Major cryptocurrency exchange Binance recently announced that it will delist its privacy-focused coin Monero (XMR) on February 20th. Binance has become the latest platform to dispose of anonymous assets amid a growing global compliance crackdown.
Key details regarding Binance’s end of XMR support:
- As of February 20th, Binance will delist all XMR trading pairs with BTC, ETH, and USDT.
- This follows rival exchange OKX's removal of privacy coins like Monero in January.
- Following the delisting news, XMR price plummeted by more than 32%.

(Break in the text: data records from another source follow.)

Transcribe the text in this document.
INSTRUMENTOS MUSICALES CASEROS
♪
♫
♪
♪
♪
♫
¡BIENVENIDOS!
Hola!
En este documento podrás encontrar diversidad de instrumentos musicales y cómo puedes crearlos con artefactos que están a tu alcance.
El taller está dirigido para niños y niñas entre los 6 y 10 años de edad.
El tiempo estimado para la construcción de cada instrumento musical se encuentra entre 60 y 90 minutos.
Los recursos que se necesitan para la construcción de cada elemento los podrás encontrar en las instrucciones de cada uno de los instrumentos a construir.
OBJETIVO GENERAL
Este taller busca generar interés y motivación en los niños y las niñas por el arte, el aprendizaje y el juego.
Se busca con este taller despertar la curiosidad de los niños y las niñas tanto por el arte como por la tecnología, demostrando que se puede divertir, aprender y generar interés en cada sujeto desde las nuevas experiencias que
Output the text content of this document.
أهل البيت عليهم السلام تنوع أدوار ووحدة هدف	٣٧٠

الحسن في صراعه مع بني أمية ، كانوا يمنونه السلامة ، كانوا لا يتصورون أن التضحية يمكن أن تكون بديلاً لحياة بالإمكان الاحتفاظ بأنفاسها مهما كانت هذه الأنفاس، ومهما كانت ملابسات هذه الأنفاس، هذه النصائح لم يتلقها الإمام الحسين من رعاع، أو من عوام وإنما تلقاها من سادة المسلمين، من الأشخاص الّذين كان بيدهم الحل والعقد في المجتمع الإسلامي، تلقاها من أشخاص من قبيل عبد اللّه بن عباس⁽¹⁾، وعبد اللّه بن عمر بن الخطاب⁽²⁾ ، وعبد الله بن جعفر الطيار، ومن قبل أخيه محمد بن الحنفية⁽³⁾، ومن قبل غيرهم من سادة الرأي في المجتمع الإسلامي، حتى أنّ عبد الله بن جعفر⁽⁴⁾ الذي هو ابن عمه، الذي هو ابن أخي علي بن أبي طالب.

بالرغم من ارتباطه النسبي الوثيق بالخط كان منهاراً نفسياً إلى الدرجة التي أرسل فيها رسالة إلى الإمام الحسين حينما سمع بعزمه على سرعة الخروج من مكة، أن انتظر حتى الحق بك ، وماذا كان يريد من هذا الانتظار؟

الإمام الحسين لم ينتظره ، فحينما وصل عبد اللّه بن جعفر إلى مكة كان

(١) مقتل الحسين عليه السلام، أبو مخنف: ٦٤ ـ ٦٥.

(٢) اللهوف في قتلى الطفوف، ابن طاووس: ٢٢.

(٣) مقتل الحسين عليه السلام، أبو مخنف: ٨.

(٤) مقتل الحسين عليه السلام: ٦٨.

In a blog explaining the periodic coin review process, Binance said: “Contributing to a healthy and sustainable cryptocurrency ecosystem” This is one of the factors that determines the possibility of delisting. The exchange has set a deadline of February 20th to suspend Monero trading.
The move follows months of concerns across privacy coins such as Monero, Zcash and Dash as platforms scramble availability to meet regulators' demands. Rival exchange OKX delisted Monero and some of its peers in January ahead of Binance amid growing global skepticism.
Binance delisting news causes Monero to crash 32%
As the most prominent privacy coin that allows users to hide the details of their transactions, Monero provides exactly the kind of anonymity that authorities are concerned about. The news also caused prices to plummet by more than 32%.
XMR hit a high of $517.62 in May 2021. However, since then, this coin has lost almost 77% of its value. Following Binance's announcement, the price of XRM fell from a 24-hour high of $166.54 to its current price of $111.
Binance's announcement is an example of a tightrope walk that seeks to grow cryptocurrency business adoption and revenue while bowing to increased legal scrutiny in major markets.